A palavra impeachment, destituição do cargo de Presidente da República de um país, por crime de responsabilidade, previsto na Constituição, embora seja de difícil pronúncia, é um termo bem conhecido por boa parte dos brasileiros.
Trata-se de processo de cassação de mandato, instaurado com base em denúncia de qualquer cidadão, cuja decisão é de competência do Poder Legislativo. O Brasil já vivenciou essa situação no início da década de 1990, na deposição do então presidente Fernando Collor.
Na última semana, porém, o País parece flertar, mais uma vez, com essa ação desgastante.

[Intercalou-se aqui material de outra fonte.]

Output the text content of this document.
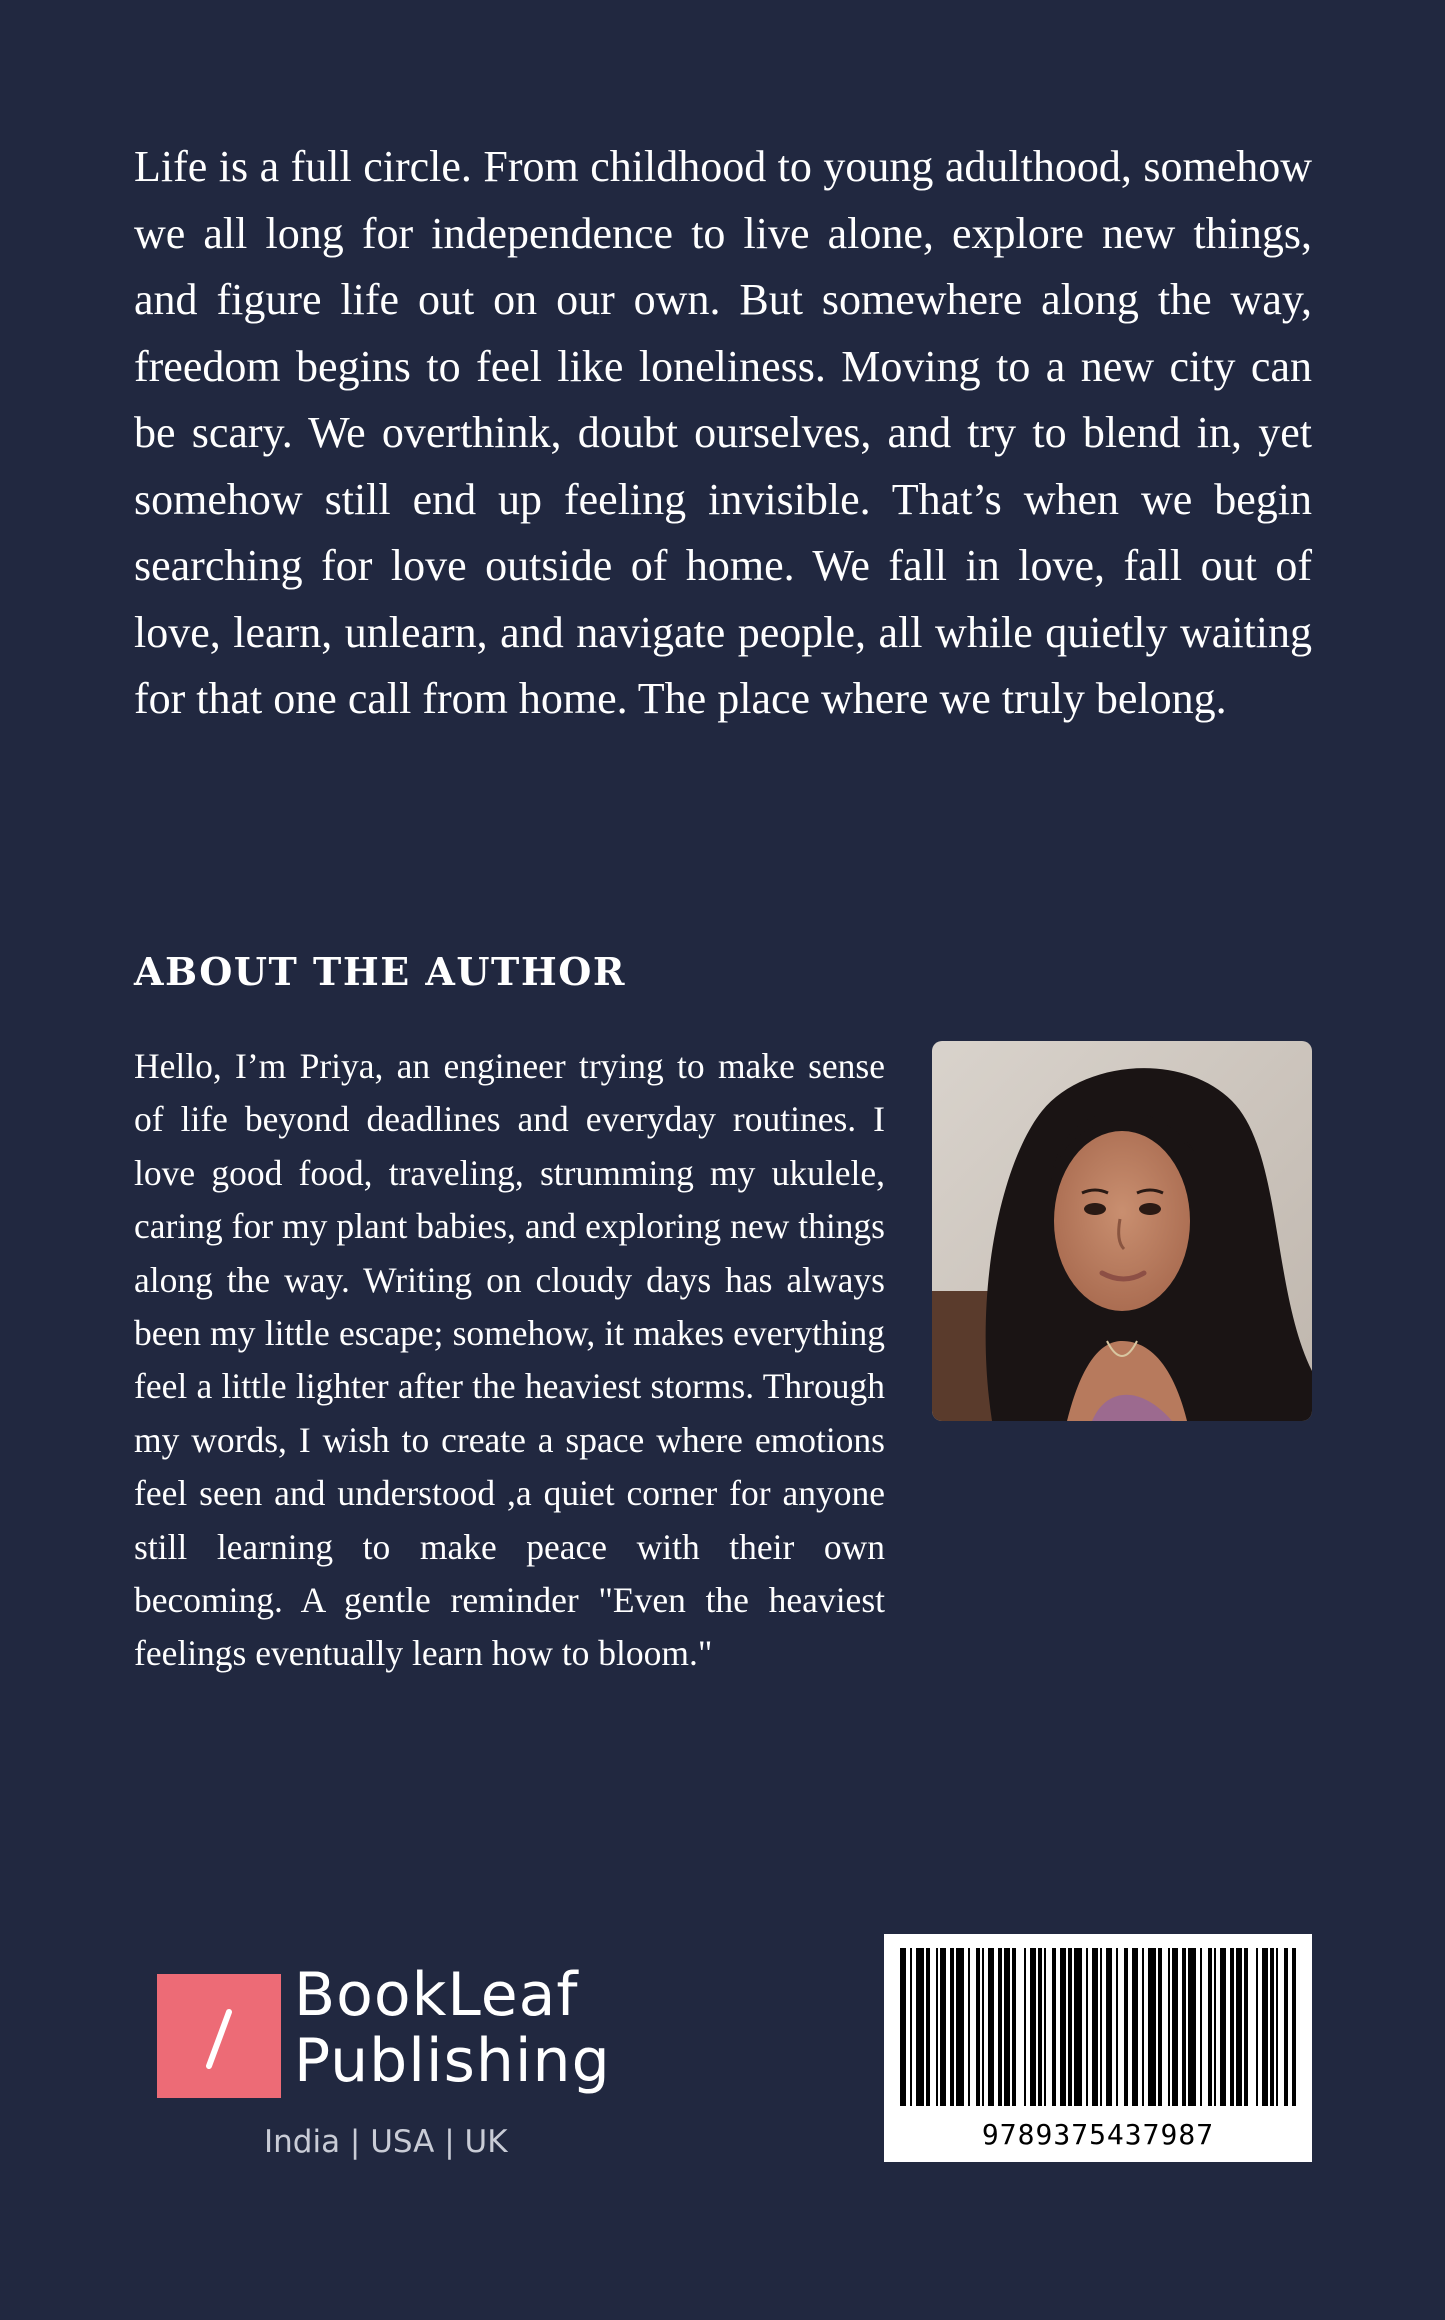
Life is a full circle. From childhood to young adulthood, somehow we all long for independence to live alone, explore new things, and figure life out on our own. But somewhere along the way, freedom begins to feel like loneliness. Moving to a new city can be scary. We overthink, doubt ourselves, and try to blend in, yet somehow still end up feeling invisible. That’s when we begin searching for love outside of home. We fall in love, fall out of love, learn, unlearn, and navigate people, all while quietly waiting for that one call from home. The place where we truly belong.

ABOUT THE AUTHOR

Hello, I’m Priya, an engineer trying to make sense of life beyond deadlines and everyday routines. I love good food, traveling, strumming my ukulele, caring for my plant babies, and exploring new things along the way. Writing on cloudy days has always been my little escape; somehow, it makes everything feel a little lighter after the heaviest storms. Through my words, I wish to create a space where emotions feel seen and understood ,a quiet corner for anyone still learning to make peace with their own becoming. A gentle reminder "Even the heaviest feelings eventually learn how to bloom."

BookLeaf
Publishing
India | USA | UK	9789375437987
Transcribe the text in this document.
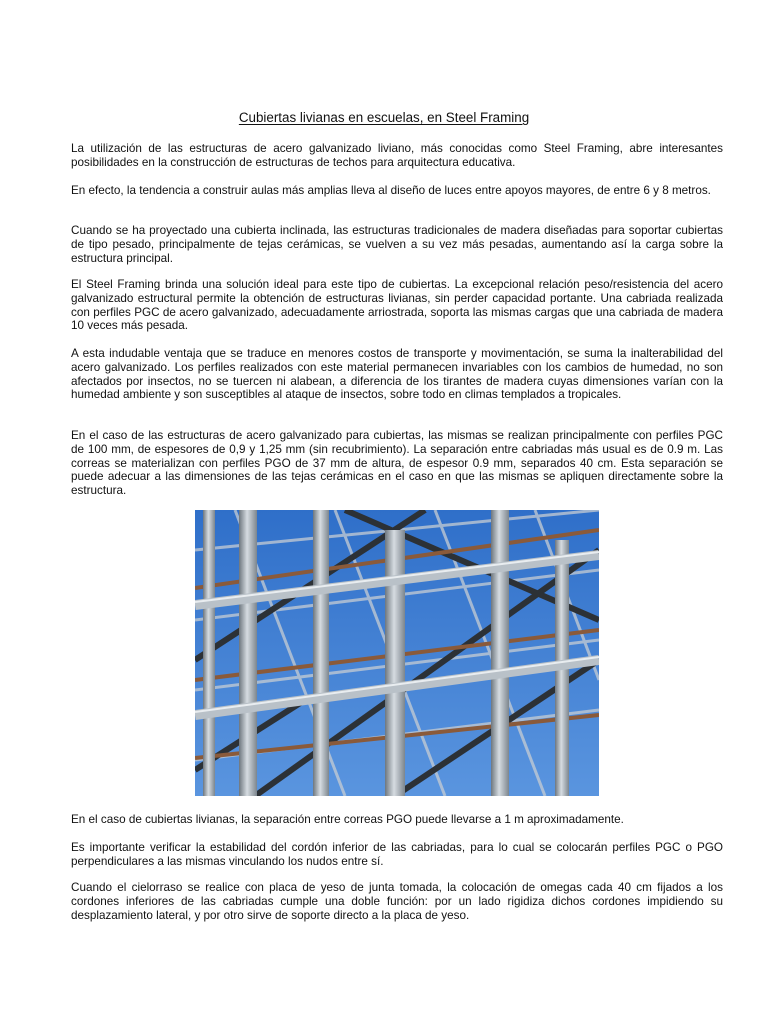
Cubiertas livianas en escuelas, en Steel Framing

La utilización de las estructuras de acero galvanizado liviano, más conocidas como Steel Framing, abre interesantes posibilidades en la construcción de estructuras de techos para arquitectura educativa.

En efecto, la tendencia a construir aulas más amplias lleva al diseño de luces entre apoyos mayores, de entre 6 y 8 metros.

Cuando se ha proyectado una cubierta inclinada, las estructuras tradicionales de madera diseñadas para soportar cubiertas de tipo pesado, principalmente de tejas cerámicas, se vuelven a su vez más pesadas, aumentando así la carga sobre la estructura principal.

El Steel Framing brinda una solución ideal para este tipo de cubiertas. La excepcional relación peso/resistencia del acero galvanizado estructural permite la obtención de estructuras livianas, sin perder capacidad portante. Una cabriada realizada con perfiles PGC de acero galvanizado, adecuadamente arriostrada, soporta las mismas cargas que una cabriada de madera 10 veces más pesada.

A esta indudable ventaja que se traduce en menores costos de transporte y movimentación, se suma la inalterabilidad del acero galvanizado. Los perfiles realizados con este material permanecen invariables con los cambios de humedad, no son afectados por insectos, no se tuercen ni alabean, a diferencia de los tirantes de madera cuyas dimensiones varían con la humedad ambiente y son susceptibles al ataque de insectos, sobre todo en climas templados a tropicales.

En el caso de las estructuras de acero galvanizado para cubiertas, las mismas se realizan principalmente con perfiles PGC de 100 mm, de espesores de 0,9 y 1,25 mm (sin recubrimiento). La separación entre cabriadas más usual es de 0.9 m. Las correas se materializan con perfiles PGO de 37 mm de altura, de espesor 0.9 mm, separados 40 cm. Esta separación se puede adecuar a las dimensiones de las tejas cerámicas en el caso en que las mismas se apliquen directamente sobre la estructura.

En el caso de cubiertas livianas, la separación entre correas PGO puede llevarse a 1 m aproximadamente.

Es importante verificar la estabilidad del cordón inferior de las cabriadas, para lo cual se colocarán perfiles PGC o PGO perpendiculares a las mismas vinculando los nudos entre sí.

Cuando el cielorraso se realice con placa de yeso de junta tomada, la colocación de omegas cada 40 cm fijados a los cordones inferiores de las cabriadas cumple una doble función: por un lado rigidiza dichos cordones impidiendo su desplazamiento lateral, y por otro sirve de soporte directo a la placa de yeso.
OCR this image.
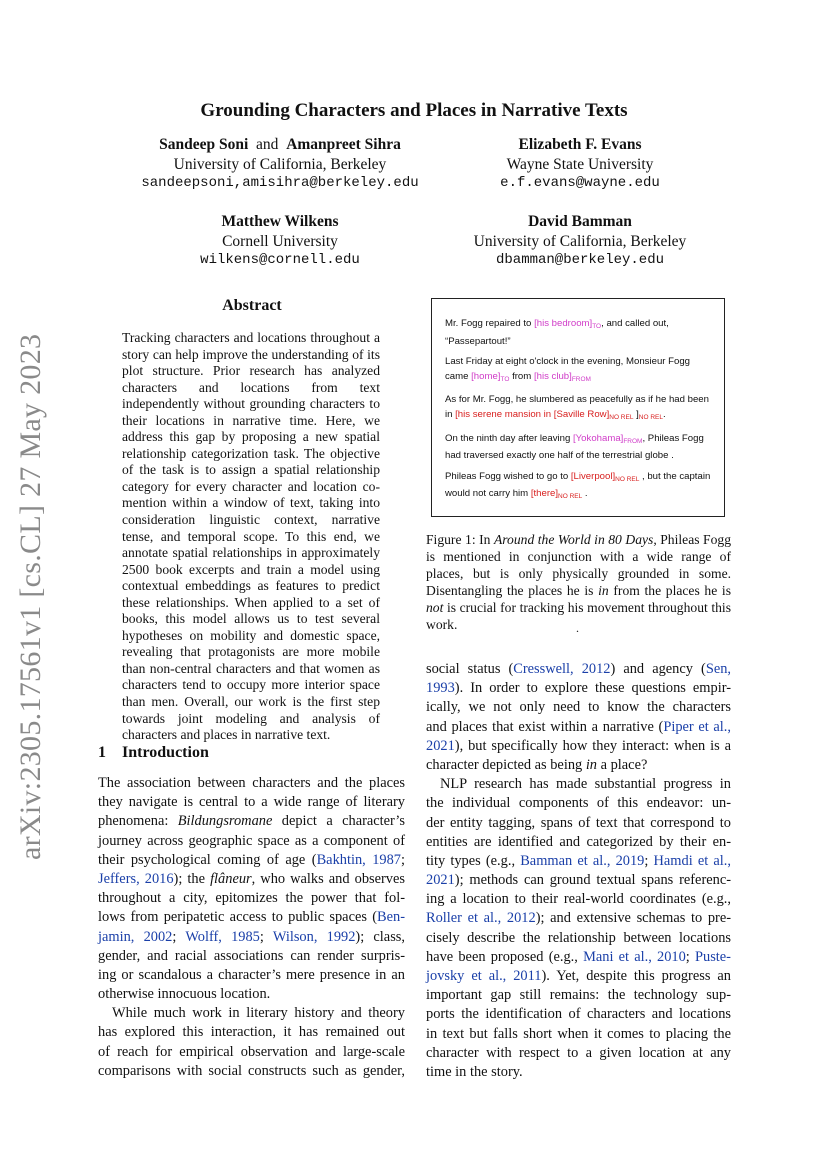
Grounding Characters and Places in Narrative Texts
Sandeep Soni and Amanpreet Sihra
University of California, Berkeley
sandeepsoni,amisihra@berkeley.edu
Elizabeth F. Evans
Wayne State University
e.f.evans@wayne.edu
Matthew Wilkens
Cornell University
wilkens@cornell.edu
David Bamman
University of California, Berkeley
dbamman@berkeley.edu
arXiv:2305.17561v1 [cs.CL] 27 May 2023
Abstract
Tracking characters and locations throughout a story can help improve the understanding of its plot structure. Prior research has analyzed characters and locations from text independently without grounding characters to their locations in narrative time. Here, we address this gap by proposing a new spatial relationship categorization task. The objective of the task is to assign a spatial relationship category for every character and location co-mention within a window of text, taking into consideration linguistic context, narrative tense, and temporal scope. To this end, we annotate spatial relationships in approximately 2500 book excerpts and train a model using contextual embeddings as features to predict these relationships. When applied to a set of books, this model allows us to test several hypotheses on mobility and domestic space, revealing that protagonists are more mobile than non-central characters and that women as characters tend to occupy more interior space than men. Overall, our work is the first step towards joint modeling and analysis of characters and places in narrative text.
1 Introduction
The association between characters and the places
they navigate is central to a wide range of literary
phenomena: Bildungsromane depict a character’s
journey across geographic space as a component of
their psychological coming of age (Bakhtin, 1987;
Jeffers, 2016); the flâneur, who walks and observes
throughout a city, epitomizes the power that fol-
lows from peripatetic access to public spaces (Ben-
jamin, 2002; Wolff, 1985; Wilson, 1992); class,
gender, and racial associations can render surpris-
ing or scandalous a character’s mere presence in an
otherwise innocuous location.
While much work in literary history and theory
has explored this interaction, it has remained out
of reach for empirical observation and large-scale
comparisons with social constructs such as gender,
social status (Cresswell, 2012) and agency (Sen,
1993). In order to explore these questions empir-
ically, we not only need to know the characters
and places that exist within a narrative (Piper et al.,
2021), but specifically how they interact: when is a
character depicted as being in a place?
NLP research has made substantial progress in
the individual components of this endeavor: un-
der entity tagging, spans of text that correspond to
entities are identified and categorized by their en-
tity types (e.g., Bamman et al., 2019; Hamdi et al.,
2021); methods can ground textual spans referenc-
ing a location to their real-world coordinates (e.g.,
Roller et al., 2012); and extensive schemas to pre-
cisely describe the relationship between locations
have been proposed (e.g., Mani et al., 2010; Puste-
jovsky et al., 2011). Yet, despite this progress an
important gap still remains: the technology sup-
ports the identification of characters and locations
in text but falls short when it comes to placing the
character with respect to a given location at any
time in the story.
Mr. Fogg repaired to [his $bedroom]_{TO}$, and called out, “Passepartout!”
Last Friday at eight o'clock in the evening, Monsieur Fogg came $[home]_{TO}$ from [his $club]_{FROM}$
As for Mr. Fogg, he slumbered as peacefully as if he had been in [his serene mansion in [Saville $Row]_{NO REL}$ ]$_{NO REL}$.
On the ninth day after leaving $[Yokohama]_{FROM}$, Phileas Fogg had traversed exactly one half of the terrestrial globe .
Phileas Fogg wished to go to $[Liverpool]_{NO REL}$ , but the captain would not carry him $[there]_{NO REL}$ .
Figure 1: In Around the World in 80 Days, Phileas Fogg is mentioned in conjunction with a wide range of places, but is only physically grounded in some. Disentangling the places he is in from the places he is not is crucial for tracking his movement throughout this work.	.
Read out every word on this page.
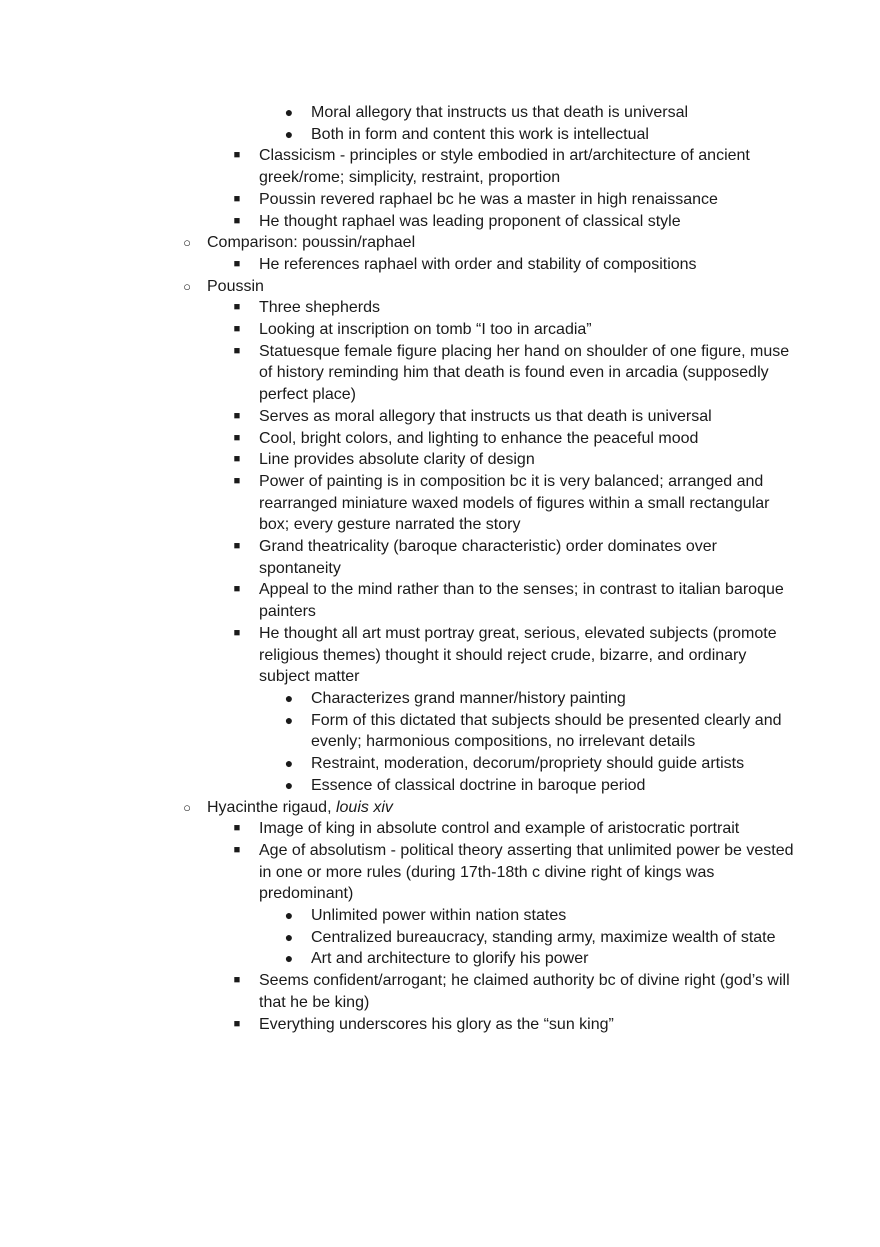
● Moral allegory that instructs us that death is universal
● Both in form and content this work is intellectual
■ Classicism - principles or style embodied in art/architecture of ancient greek/rome; simplicity, restraint, proportion
■ Poussin revered raphael bc he was a master in high renaissance
■ He thought raphael was leading proponent of classical style
○ Comparison: poussin/raphael
■ He references raphael with order and stability of compositions
○ Poussin
■ Three shepherds
■ Looking at inscription on tomb “I too in arcadia”
■ Statuesque female figure placing her hand on shoulder of one figure, muse of history reminding him that death is found even in arcadia (supposedly perfect place)
■ Serves as moral allegory that instructs us that death is universal
■ Cool, bright colors, and lighting to enhance the peaceful mood
■ Line provides absolute clarity of design
■ Power of painting is in composition bc it is very balanced; arranged and rearranged miniature waxed models of figures within a small rectangular box; every gesture narrated the story
■ Grand theatricality (baroque characteristic) order dominates over spontaneity
■ Appeal to the mind rather than to the senses; in contrast to italian baroque painters
■ He thought all art must portray great, serious, elevated subjects (promote religious themes) thought it should reject crude, bizarre, and ordinary subject matter
● Characterizes grand manner/history painting
● Form of this dictated that subjects should be presented clearly and evenly; harmonious compositions, no irrelevant details
● Restraint, moderation, decorum/propriety should guide artists
● Essence of classical doctrine in baroque period
○ Hyacinthe rigaud, louis xiv
■ Image of king in absolute control and example of aristocratic portrait
■ Age of absolutism - political theory asserting that unlimited power be vested in one or more rules (during 17th-18th c divine right of kings was predominant)
● Unlimited power within nation states
● Centralized bureaucracy, standing army, maximize wealth of state
● Art and architecture to glorify his power
■ Seems confident/arrogant; he claimed authority bc of divine right (god’s will that he be king)
■ Everything underscores his glory as the “sun king”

Um movimento denominado “pró-impeachment”, criado na internet e apoiado por parte da base aliada e da oposição no Congresso Nacional, vem colhendo assinaturas dos brasileiros, para pedir o impedimento da presidente, com fundamento jurídico elaborado pelo jurista Hélio Bicudo, um dos fundadores do Partido dos Trabalhadores.
Insustentável
Numa pesquisa divulgada recentemente, 66% dos brasileiros são a favor do impeachment. Apesar do desejo da população, especialistas apontam que não há nada que evidencie, até agora, a relação da presidente Dilma com o escândalo da Petrobras. Portanto, ela não pode ser punida com a perda do cargo de Chefe da Nação por falta de justificativa legal.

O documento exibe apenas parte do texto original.